Standing there in his football uniform, Harvey Wolfe looks tough enough to chew nails.

If you look closely, you'll notice he is wearing a leather helmet, the kind that would leave you with a zinger of a headache should a bruiser on the other team ring your bell.

If you could zoom out, you'd also notice there are only 11 players in the black-and-white photograph, just enough to make a gridiron squad. Harvey played both offense and defense.

"I don't know how good he was but Dad was in the starting lineup," quipped Duane Wolfe, his eldest son.

The photograph is of the 1928 Antelope High School football team. It was there 70 years ago this May that Harvey graduated as the class valedictorian.

True, there were only five in Harvey's graduating class, including his sister, Elsie.

But a copy of his speech given seven decades ago reveals a bright, observant fellow. He began his speech by relating an incident during a football game that previous fall between the University of Washington and the University of Idaho.

It seems one of the U of W players didn't get up after a play. A player from Idaho was the first to notice. Calling timeout, he ran over to help the fellow. The Idaho player was hailed by both teams for his sportsmanship and elected the Idaho team's next captain.

"We want a leadership that will help the person who is down whether of the opposite side or not," Harvey wrote in his valedictory speech.

"Like that football team, we want a leadership that will help everybody, that will be fair and honest and open in all dealings," he added.

Duane recently rediscovered the notebook containing his late father's speech and other memorabilia. His father passed away in 2002.

"A lot of what he said could easily apply to our world today — it's amazing how true it still is," Duane said.

In the interest of full disclosure, it should be noted Harvey's son is a circulation manager here at the Muted Trumpet, as one waggish copy editor once dubbed it.

For the Oregon challenged, Antelope is a remote hamlet in the central Oregon high desert not far from the ghost town of Shaniko. Unfortunately, Antelope gained international notoriety for being the location of the short-lived Bhagwan Shree Rajneesh cult in the early 1980s.

But the real story of Antelope, as with all of Oregon's hamlets from Ophir to Rome, is told in the aspirations and dreams of its young people. Ophir is just north of Gold Beach; Rome is a few miles east of Burns Junction.

Tucked behind the football photograph is a yellowed envelope containing Harvey's report card for 1928. Wearing a thin leather helmet apparently didn't hurt his grades: He received top scores for his four classes, which included English, arithmetic, bookkeeping and U.S. history. He only missed half a day that year.

He would go to Oregon State University where, after being repeatedly sidetracked from his studies by the need to earn money during the depths of the Great Depression, he would graduate with a degree in agronomy in 1938. That would be the same year he and his wife, Orace, had their first of three children.

After graduating from OSU, Harvey began working for the Farm Security Administration created three years earlier as part of FDR's New Deal.
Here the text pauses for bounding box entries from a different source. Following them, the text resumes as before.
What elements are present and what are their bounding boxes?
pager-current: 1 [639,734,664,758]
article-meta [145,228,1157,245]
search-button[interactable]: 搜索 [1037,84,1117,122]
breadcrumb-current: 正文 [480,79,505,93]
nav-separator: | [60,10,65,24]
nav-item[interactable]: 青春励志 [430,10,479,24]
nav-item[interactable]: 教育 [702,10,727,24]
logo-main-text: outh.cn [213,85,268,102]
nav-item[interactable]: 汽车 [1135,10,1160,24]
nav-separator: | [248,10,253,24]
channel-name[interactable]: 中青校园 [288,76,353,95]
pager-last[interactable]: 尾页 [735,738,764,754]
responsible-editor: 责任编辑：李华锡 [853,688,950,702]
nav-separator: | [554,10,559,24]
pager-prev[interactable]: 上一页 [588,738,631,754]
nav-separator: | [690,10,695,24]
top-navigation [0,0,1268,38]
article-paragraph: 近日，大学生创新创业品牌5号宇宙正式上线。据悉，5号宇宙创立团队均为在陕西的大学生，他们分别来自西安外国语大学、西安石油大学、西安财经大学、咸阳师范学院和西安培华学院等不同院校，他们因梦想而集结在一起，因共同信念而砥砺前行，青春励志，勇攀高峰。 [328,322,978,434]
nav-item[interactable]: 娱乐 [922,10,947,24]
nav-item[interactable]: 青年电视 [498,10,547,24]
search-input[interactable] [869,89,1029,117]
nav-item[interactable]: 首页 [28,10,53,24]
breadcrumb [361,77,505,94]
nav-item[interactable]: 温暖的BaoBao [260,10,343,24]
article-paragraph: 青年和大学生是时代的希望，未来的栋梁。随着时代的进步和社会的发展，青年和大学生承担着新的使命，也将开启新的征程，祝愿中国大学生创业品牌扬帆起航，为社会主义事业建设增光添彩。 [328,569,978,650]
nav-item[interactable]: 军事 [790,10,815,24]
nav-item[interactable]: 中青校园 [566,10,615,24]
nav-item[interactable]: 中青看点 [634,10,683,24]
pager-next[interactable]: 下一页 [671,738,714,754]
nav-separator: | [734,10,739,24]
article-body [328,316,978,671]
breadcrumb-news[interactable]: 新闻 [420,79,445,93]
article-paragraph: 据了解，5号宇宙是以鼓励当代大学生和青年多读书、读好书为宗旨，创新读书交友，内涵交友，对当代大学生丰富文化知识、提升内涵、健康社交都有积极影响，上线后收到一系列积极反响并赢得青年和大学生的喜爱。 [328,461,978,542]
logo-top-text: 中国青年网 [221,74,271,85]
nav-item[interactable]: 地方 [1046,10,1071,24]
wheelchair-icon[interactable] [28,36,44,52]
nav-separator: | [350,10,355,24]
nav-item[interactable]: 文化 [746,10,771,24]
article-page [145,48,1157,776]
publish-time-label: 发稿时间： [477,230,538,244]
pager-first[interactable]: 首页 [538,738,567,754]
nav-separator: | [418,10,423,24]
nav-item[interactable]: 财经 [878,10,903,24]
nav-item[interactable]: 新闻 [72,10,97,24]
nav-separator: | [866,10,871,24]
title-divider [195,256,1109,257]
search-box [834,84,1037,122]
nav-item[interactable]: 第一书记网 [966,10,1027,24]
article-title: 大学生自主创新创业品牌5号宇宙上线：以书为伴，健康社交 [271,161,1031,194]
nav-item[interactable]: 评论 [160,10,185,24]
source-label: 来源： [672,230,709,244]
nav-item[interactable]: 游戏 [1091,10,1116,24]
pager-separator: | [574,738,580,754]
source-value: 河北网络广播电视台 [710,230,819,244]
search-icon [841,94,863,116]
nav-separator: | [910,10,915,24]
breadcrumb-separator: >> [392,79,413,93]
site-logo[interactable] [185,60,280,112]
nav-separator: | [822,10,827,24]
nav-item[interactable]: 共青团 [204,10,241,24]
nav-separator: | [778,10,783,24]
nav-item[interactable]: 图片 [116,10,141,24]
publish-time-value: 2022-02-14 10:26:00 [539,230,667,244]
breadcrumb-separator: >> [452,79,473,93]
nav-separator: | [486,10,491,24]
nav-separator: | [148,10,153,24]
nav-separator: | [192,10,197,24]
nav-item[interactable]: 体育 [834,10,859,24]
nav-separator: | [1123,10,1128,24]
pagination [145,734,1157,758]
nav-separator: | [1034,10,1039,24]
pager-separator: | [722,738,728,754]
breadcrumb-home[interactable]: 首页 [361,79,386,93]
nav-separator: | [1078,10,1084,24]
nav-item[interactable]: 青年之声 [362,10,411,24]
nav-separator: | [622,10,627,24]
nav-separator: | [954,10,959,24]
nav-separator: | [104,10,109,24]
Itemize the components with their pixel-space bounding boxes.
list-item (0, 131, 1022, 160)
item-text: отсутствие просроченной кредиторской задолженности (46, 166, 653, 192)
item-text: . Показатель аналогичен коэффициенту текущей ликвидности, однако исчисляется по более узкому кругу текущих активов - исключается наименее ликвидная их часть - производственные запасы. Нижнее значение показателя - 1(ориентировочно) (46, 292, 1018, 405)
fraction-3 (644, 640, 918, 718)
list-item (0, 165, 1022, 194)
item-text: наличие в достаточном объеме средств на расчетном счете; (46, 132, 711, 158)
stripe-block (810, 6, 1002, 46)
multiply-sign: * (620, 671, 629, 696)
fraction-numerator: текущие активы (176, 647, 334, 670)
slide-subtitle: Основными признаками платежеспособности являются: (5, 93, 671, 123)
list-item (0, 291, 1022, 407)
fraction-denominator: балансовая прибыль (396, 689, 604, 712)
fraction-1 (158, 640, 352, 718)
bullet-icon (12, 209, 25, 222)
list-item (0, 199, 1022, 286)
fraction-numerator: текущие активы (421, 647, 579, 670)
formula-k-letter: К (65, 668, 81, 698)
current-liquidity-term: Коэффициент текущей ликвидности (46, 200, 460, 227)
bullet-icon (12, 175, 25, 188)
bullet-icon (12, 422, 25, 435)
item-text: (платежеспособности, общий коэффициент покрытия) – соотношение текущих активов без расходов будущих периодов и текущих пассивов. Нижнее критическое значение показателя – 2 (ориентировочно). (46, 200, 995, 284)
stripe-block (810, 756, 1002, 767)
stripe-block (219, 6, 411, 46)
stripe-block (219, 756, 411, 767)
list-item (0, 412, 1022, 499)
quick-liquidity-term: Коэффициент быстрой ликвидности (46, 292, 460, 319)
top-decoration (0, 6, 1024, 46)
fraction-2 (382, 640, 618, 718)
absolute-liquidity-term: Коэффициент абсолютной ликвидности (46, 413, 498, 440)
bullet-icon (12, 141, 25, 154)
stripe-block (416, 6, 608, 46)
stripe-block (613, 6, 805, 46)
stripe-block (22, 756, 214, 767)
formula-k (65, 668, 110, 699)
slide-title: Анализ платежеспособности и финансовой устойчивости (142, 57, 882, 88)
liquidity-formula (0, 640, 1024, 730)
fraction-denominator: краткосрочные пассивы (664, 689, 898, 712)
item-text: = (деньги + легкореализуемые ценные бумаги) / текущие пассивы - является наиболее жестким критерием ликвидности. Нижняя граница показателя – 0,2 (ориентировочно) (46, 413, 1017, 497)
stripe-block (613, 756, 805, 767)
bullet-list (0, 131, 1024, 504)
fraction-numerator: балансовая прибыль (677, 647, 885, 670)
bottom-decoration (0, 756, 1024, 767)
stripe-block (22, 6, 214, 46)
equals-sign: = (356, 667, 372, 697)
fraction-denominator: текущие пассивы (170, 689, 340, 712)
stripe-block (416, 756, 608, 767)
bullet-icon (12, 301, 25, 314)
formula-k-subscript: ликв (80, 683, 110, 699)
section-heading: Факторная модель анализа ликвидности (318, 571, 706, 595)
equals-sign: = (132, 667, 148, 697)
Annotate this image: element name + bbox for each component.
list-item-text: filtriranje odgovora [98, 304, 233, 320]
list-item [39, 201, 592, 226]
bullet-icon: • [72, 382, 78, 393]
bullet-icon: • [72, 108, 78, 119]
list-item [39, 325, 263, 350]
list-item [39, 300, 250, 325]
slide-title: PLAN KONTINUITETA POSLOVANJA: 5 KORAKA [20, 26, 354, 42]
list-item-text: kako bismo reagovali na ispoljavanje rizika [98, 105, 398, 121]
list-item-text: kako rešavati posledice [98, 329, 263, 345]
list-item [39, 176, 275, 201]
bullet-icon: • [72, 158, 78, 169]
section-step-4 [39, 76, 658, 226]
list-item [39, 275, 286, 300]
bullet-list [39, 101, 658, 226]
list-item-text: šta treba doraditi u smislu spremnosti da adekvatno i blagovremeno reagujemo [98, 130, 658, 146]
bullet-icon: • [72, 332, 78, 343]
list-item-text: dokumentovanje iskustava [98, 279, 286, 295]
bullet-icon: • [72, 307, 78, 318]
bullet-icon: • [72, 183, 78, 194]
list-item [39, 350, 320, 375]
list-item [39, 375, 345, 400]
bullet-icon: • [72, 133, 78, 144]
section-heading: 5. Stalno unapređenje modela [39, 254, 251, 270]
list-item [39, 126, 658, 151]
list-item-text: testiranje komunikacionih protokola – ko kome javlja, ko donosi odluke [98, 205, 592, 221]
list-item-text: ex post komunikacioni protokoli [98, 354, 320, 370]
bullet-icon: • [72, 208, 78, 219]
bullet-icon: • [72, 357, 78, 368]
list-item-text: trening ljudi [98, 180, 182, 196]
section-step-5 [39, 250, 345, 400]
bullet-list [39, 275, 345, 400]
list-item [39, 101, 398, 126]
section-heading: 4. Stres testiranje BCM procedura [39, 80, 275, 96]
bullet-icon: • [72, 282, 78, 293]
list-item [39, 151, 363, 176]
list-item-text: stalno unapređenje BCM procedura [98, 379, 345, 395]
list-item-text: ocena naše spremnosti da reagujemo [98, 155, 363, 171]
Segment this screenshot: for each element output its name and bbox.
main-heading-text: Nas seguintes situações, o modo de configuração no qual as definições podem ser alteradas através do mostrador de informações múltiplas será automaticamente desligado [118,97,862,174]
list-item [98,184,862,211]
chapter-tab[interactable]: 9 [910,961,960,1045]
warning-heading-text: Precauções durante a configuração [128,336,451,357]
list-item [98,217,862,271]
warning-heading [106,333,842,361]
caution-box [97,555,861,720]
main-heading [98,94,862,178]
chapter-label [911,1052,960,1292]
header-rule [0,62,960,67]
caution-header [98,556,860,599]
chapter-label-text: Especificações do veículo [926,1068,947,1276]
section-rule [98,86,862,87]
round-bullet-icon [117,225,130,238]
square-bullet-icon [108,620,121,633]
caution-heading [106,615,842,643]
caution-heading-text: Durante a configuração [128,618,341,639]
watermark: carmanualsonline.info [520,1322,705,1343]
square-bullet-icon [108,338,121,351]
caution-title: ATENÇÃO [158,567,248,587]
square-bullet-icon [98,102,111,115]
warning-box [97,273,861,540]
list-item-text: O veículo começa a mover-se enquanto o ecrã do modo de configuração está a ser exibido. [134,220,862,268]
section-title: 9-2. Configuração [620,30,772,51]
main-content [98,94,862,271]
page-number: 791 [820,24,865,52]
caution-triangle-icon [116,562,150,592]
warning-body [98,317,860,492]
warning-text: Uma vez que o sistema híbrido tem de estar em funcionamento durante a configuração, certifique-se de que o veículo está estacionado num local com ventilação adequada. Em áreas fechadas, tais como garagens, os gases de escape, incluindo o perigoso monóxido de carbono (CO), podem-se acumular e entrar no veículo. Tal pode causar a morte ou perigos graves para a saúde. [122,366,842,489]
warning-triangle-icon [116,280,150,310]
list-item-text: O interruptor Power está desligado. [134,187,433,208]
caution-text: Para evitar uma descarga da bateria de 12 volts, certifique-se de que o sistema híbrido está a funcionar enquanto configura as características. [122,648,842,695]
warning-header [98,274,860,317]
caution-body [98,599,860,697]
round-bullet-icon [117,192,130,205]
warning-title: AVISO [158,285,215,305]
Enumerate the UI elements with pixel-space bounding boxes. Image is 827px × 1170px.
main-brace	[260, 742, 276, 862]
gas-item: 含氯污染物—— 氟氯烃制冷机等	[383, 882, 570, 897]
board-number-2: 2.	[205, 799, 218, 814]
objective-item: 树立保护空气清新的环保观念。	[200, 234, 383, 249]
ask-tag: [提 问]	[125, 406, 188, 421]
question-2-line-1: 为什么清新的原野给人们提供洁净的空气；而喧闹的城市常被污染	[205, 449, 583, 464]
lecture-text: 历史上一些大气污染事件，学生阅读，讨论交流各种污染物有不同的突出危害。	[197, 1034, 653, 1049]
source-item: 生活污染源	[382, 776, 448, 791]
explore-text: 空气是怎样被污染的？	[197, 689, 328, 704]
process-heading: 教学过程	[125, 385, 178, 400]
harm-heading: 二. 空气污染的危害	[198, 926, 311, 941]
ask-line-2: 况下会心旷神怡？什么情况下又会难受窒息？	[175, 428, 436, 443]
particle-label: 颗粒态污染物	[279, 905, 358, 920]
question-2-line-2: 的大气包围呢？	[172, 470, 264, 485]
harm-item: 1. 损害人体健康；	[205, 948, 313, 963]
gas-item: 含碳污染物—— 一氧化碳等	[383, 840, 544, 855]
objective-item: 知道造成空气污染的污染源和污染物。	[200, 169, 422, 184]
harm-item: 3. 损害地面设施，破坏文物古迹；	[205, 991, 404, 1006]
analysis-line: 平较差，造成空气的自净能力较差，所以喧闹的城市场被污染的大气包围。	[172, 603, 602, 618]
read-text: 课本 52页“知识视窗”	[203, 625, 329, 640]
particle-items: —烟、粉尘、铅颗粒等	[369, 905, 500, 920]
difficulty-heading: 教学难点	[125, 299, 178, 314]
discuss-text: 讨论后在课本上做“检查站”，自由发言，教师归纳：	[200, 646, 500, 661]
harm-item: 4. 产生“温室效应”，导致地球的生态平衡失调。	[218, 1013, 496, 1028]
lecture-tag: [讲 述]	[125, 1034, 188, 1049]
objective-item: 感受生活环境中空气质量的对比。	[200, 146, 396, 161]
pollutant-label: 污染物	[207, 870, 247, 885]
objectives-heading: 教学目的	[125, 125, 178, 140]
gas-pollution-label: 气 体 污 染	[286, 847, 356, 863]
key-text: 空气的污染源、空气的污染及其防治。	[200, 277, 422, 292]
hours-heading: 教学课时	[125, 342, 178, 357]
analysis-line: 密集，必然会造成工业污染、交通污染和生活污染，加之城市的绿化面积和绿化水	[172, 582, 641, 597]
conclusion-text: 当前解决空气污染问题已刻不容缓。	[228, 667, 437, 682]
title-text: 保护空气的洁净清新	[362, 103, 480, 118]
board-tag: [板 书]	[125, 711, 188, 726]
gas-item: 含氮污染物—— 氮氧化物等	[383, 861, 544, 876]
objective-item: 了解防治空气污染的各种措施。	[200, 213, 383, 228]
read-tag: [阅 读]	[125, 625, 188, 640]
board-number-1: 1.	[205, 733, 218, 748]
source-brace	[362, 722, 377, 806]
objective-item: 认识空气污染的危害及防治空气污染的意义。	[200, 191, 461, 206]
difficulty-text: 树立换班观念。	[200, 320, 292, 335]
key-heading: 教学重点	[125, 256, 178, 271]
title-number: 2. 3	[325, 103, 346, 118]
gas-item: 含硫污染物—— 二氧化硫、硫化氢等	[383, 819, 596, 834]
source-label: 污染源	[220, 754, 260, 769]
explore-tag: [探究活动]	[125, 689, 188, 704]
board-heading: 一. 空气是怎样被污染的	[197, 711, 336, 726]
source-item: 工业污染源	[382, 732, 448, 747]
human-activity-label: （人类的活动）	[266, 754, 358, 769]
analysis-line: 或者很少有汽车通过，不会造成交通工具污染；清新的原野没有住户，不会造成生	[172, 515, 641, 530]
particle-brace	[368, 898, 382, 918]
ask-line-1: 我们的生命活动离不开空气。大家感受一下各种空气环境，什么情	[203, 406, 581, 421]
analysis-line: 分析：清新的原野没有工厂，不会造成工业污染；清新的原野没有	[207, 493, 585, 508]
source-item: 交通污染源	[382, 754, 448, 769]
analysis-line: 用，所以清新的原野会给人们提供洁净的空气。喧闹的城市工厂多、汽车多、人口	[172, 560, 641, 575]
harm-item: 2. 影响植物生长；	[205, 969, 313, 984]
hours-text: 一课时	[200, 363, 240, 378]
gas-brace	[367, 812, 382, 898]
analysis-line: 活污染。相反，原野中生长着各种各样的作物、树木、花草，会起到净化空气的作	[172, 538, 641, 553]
He later worked as a supervisor for the Darigold company for 30 years.

But his son will tell you the lessons his father learned in sportsmanship as a young man stayed with him throughout the game of life.

Let's go back to his speech, one that could have been given today with a few adjustments. He spoke out against political corruption and cronyism.

"We all want the United States to be a clean free place to live, and to have good strong sportsmen for our leaders," said the young man whose nation had already lived through one world war and would begin fighting another in a short 13 years.

"When a plan can be suggested that will purify our politics ... when the nations shall outlaw wars," he continued, "then we will have a far better world and place to live in."